Mega Mawile: low stats, elite ability, elite typing

Mega Mawile remains a classic contradiction. Its raw stat total is low for a Mega, but Huge Power effectively doubles its Attack, and Steel/Fairy is still one of the best defensive typings in Pokemon. Intimidate and Hyper Cutter both have pre-Mega value: one lowers opposing Attack, while the other protects Mawile from being weakened before it Mega Evolves.

Mega Mawile does not struggle with damage. The issue is move quality and speed. Iron Head and Play Rough are reliable enough but not spectacular, Rock Slide is mainly for targets such as Charizard, and Sucker Punch is essential priority rather than a perfect coverage move. In Trick Room, however, Mega Mawile is still one of the most frightening physical attackers in the rule set. Rain teams can also reduce its Fire weakness, which makes Mawile plus rain a realistic structure rather than a novelty.

Mega Metagross, Mega Staraptor, and Mega Mawile analysis chart
The strongest physical Megas in M-B all ask a different team-building question: burst damage, snowballing, or Trick Room pressure.

Early Regulation Set M-B Mega ranking

The safest early tier is not based on novelty. It is based on how easily a Mega converts one turn into a winning board state. Mega Swampert, Mega Staraptor, Mega Mawile, and Mega Metagross are the most important names to test first. Mega Blaziken, Mega Sceptile, and Mega Raichu Y are strong but require cleaner support. Mega Raichu X and Mega Eelektross are playable, but they need a team that solves their Electric-type blind spots before battle one.

The larger lesson is that Regulation Set M-B rewards complete profiles. A good custom ability is not enough. The best M-B Megas have at least three of the following: immediate damage, survivability, strong typing, coverage into common answers, and a simple partner package. Mega Swampert has Pelipper and Archaludon. Mega Mawile has Trick Room and rain support. Mega Staraptor has immediate Close Combat pressure. Mega Metagross has bulk, resistances, and priority.
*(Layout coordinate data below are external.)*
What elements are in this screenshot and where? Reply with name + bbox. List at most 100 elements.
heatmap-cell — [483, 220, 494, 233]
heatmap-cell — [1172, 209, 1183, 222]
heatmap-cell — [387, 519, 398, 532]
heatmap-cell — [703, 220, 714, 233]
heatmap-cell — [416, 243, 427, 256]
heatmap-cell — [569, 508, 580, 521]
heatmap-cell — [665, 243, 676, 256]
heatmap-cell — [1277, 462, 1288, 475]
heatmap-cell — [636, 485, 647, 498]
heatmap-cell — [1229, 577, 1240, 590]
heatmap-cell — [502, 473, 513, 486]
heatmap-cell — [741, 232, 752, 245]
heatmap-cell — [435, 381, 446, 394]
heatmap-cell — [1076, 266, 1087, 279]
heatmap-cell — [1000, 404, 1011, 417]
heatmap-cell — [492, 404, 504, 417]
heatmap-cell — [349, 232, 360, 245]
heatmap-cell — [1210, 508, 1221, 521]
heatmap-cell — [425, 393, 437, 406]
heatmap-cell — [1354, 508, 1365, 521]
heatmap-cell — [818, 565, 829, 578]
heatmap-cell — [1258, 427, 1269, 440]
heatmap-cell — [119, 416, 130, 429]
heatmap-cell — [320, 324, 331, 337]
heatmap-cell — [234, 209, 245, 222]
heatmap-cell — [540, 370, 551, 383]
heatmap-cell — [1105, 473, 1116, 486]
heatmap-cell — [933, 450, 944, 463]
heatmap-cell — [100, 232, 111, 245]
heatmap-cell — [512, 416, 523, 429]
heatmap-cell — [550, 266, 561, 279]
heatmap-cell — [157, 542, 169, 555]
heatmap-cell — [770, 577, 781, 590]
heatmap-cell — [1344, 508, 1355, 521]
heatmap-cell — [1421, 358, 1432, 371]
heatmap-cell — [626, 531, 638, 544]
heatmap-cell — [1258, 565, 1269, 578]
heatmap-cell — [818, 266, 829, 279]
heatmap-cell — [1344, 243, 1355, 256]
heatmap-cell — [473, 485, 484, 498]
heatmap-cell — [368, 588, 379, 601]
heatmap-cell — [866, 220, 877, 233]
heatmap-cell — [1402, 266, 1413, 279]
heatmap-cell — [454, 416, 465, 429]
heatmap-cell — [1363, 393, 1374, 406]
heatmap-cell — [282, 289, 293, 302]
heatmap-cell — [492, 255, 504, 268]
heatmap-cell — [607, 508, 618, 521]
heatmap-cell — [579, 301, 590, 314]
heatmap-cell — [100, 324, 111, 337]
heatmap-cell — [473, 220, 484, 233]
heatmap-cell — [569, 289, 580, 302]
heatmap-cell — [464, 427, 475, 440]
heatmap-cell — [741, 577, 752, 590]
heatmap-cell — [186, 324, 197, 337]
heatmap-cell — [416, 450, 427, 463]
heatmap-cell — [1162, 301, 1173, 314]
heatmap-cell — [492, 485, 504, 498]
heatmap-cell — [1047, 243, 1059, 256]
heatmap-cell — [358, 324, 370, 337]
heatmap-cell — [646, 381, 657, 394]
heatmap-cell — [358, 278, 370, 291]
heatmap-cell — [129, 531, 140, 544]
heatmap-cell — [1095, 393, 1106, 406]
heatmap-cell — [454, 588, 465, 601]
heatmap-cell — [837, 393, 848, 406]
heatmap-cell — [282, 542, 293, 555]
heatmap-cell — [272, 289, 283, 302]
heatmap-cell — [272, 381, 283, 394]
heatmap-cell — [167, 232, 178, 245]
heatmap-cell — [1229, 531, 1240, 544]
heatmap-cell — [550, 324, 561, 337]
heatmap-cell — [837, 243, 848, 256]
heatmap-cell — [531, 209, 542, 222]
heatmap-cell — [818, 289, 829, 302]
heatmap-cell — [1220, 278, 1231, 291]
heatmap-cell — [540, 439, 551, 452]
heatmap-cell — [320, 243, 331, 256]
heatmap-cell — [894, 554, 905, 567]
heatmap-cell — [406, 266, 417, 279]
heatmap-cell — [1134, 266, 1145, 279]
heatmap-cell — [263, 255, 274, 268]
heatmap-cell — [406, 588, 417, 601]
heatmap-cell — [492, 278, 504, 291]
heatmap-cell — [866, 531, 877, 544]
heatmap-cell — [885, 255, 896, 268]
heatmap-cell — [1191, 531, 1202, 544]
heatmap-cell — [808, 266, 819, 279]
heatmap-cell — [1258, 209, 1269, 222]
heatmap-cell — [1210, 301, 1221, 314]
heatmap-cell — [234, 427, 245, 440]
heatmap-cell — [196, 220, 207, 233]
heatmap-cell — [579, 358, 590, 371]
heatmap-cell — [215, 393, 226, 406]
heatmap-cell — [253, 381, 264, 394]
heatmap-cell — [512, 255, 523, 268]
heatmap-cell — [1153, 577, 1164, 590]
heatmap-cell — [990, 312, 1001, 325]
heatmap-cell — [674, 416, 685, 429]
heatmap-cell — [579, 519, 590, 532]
That is why they should define the early ladder.

Additional M-B Mega notes

The remaining source images are included below for players who want the full visual reference set while comparing secondary Mega picks and niche matchup roles.

Additional Regulation Set M-B Mega Pokemon utility analysis chart
Utility picks can still matter when they compress support, speed control, or matchup coverage.
Mega Scizor, Mega Scolipede, and Mega Pinsir analysis chart
Bug and physical offense picks need a clear matchup reason because M-B already rewards stronger general attackers.
Mega Falinks, Mega Qwilfish, and Mega Alcremie analysis chart
Niche Megas are easier to justify when their ability changes the first two turns of a battle.
Mega Malamar, Mega Sableye, and Mega Drampa analysis chart
Slower Megas need either defensive value or a setup lane, not just a larger stat total.
Mega Pidgeot, Mega Poliwrath, and Mega Banette analysis chart
Accuracy, priority, and disruption tools can make lower-usage Megas relevant in specific compositions.